I spent a month with my family over Christmas and New Year. It left me at breaking point on occasions. Mentally exhausted at times. I cannot spread myself thinly enough between all the people who need a piece of me right now (and that includes the ones who are only online). I cannot come up for air. I’m a pretty chilled person, but everyone has their limit.
The pandemic has a lot to do with it – creating circumstances for other people that have pulled me in. Things that would never have existed. I tripped along quite well throughout 2020 but this extended stay was a bit too much. Being home again has levelled the playing field.
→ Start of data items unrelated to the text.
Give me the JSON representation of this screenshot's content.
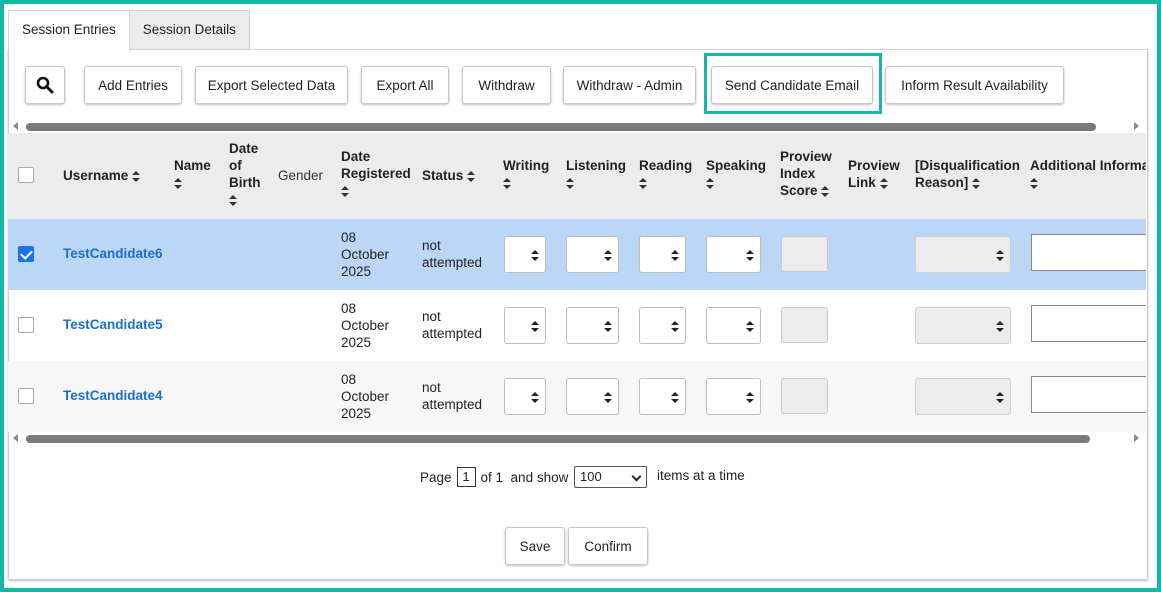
{
  "tabs": [
    {
      "label": "Session Entries",
      "active": true
    },
    {
      "label": "Session Details",
      "active": false
    }
  ],
  "toolbar": {
    "search_icon": "search-icon",
    "buttons": [
      {
        "label": "Add Entries"
      },
      {
        "label": "Export Selected Data"
      },
      {
        "label": "Export All"
      },
      {
        "label": "Withdraw"
      },
      {
        "label": "Withdraw - Admin"
      },
      {
        "label": "Send Candidate Email",
        "highlighted": true
      },
      {
        "label": "Inform Result Availability"
      }
    ]
  },
  "accent_color": "#14b8a6",
  "link_color": "#1a6fd1",
  "selected_row_color": "#bcd6f5",
  "table": {
    "headers": {
      "username": "Username",
      "name": "Name",
      "dob_1": "Date",
      "dob_2": "of",
      "dob_3": "Birth",
      "gender": "Gender",
      "date_reg_1": "Date",
      "date_reg_2": "Registered",
      "status": "Status",
      "writing": "Writing",
      "listening": "Listening",
      "reading": "Reading",
      "speaking": "Speaking",
      "proview_1": "Proview",
      "proview_2": "Index",
      "proview_3": "Score",
      "plink_1": "Proview",
      "plink_2": "Link",
      "disq_1": "[Disqualification",
      "disq_2": "Reason]",
      "additional": "Additional Information"
    },
    "rows": [
      {
        "username": "TestCandidate6",
        "date_1": "08",
        "date_2": "October",
        "date_3": "2025",
        "status_1": "not",
        "status_2": "attempted",
        "checked": true
      },
      {
        "username": "TestCandidate5",
        "date_1": "08",
        "date_2": "October",
        "date_3": "2025",
        "status_1": "not",
        "status_2": "attempted",
        "checked": false
      },
      {
        "username": "TestCandidate4",
        "date_1": "08",
        "date_2": "October",
        "date_3": "2025",
        "status_1": "not",
        "status_2": "attempted",
        "checked": false
      }
    ]
  },
  "pagination": {
    "page_label": "Page",
    "page_value": "1",
    "of_label": "of 1  and show",
    "per_page": "100",
    "items_label": "items at a time"
  },
  "footer": {
    "save_label": "Save",
    "confirm_label": "Confirm"
  }
}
I wonder whether I am ready to welcome another human being into my life if I can’t survive four weeks with my own parents? I think, maybe I fear, this is a state in which I will always remain. But it has a lot to do with the person. And whilst family is family we don’t always align. Our routines and our motivations are different. They are of course a different generation. I am their child.
I realise I have crafted a life for myself that gives me the breathing space in between assaults and is largely self-sufficient and possibly selfish too. Adding another person pulls on that energy. Can I do it as much as I love the idea of having someone here? That said I always seem ready to throw out my rule book if someone piques my interest and I reserve the right to change my mind at any time. And I suppose if that were the case, the routine would change slowly over time. You adjust to the change of pace. And of course it’s about finding the right person who fits your personality type and doesn’t overwhelm you and with whom you align on all these things.
I have become so used to dealing with life’s challenges myself that I cannot ask for help. I don’t know how to express it nor allow for that trust. Compliments are hard to take. That seems like a bad start to any relationship mindset but finding someone on that same journey could be cathartic. For now, it still feels easier to give up than do something about it. So I choose to give up at least for now.